Rock Climbing Doctors
set to climb world's tallest mountain to look death in the face, take its
The Centre for Aviation, Space and Extreme Environment Medicine (CASE) team,
based at University College London, will lead the expedition to Mount Everest's
8,850m peak in 2007. The medics will measure blood oxygen in the so-called
'death zone', at altitudes above 8,000 m where the human body has struggled
- and frequently failed - to survive. At the summit, clinicians will measure the amount of
oxygen in their own blood along with running tests to see how well their
brains, lungs and metabolisms are working at extreme altitude. The
experiments alone entail a risk of thrombosis and other complications;
combined with the harsh mountain conditions, only the toughest are likely to
finish the job.
The mountain-climbing team, all of whom work with anaesthesia, intensive care or remote medicine, hope to draw parallels between the human body pushed to its limits during critical illness and changes that occur in extreme environments.
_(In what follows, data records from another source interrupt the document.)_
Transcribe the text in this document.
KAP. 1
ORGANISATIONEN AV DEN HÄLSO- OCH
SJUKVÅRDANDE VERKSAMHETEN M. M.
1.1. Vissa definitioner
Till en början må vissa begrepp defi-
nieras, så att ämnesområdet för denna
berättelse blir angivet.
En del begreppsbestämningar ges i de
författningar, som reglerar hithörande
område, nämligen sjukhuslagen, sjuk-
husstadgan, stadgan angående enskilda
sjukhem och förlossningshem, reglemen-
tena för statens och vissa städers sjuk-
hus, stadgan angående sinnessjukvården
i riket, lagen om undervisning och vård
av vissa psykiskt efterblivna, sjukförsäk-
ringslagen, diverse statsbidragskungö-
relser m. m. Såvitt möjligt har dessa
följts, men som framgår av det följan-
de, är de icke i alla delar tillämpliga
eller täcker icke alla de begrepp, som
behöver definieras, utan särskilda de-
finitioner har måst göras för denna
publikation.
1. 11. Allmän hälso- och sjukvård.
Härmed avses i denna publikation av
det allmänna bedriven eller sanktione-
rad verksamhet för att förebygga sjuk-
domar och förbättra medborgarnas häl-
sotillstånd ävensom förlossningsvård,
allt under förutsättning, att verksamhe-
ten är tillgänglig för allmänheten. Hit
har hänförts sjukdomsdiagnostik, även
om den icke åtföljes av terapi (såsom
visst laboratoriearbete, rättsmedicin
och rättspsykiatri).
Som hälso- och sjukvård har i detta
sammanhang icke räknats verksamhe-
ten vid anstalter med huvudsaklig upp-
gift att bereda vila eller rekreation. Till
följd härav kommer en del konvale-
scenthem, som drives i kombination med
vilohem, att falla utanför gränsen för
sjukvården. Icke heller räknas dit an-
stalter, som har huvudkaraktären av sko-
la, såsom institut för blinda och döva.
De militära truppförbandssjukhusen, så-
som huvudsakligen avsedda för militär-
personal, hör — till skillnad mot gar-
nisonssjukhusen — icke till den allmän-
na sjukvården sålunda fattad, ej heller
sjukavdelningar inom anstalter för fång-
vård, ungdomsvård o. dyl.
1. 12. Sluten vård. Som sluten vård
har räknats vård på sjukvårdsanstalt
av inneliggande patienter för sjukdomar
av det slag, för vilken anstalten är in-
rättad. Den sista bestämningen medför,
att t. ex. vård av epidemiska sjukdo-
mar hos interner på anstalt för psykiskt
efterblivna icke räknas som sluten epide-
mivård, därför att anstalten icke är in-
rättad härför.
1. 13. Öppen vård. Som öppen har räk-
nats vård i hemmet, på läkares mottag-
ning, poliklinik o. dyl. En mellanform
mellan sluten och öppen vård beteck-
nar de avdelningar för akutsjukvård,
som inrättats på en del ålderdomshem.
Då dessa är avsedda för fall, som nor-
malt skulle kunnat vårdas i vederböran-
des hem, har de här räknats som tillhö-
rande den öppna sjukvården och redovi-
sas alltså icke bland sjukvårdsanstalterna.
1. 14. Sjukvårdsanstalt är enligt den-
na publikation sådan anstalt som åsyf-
Low levels of oxygen in the blood of high altitude climbers is similar to levels in critically ill patients on breathing machines with severe heart and lung conditions, "blue babies" and cystic fibrosis (CF) sufferers.
The summiteers will also test a prototype closed-circuit breathing system. This type of circuit has only once previously - and unsuccessfully - been used by climbers attempting the summit. The equipment, adapted from firefighters' apparatus, will be redesigned to cope with icy conditions.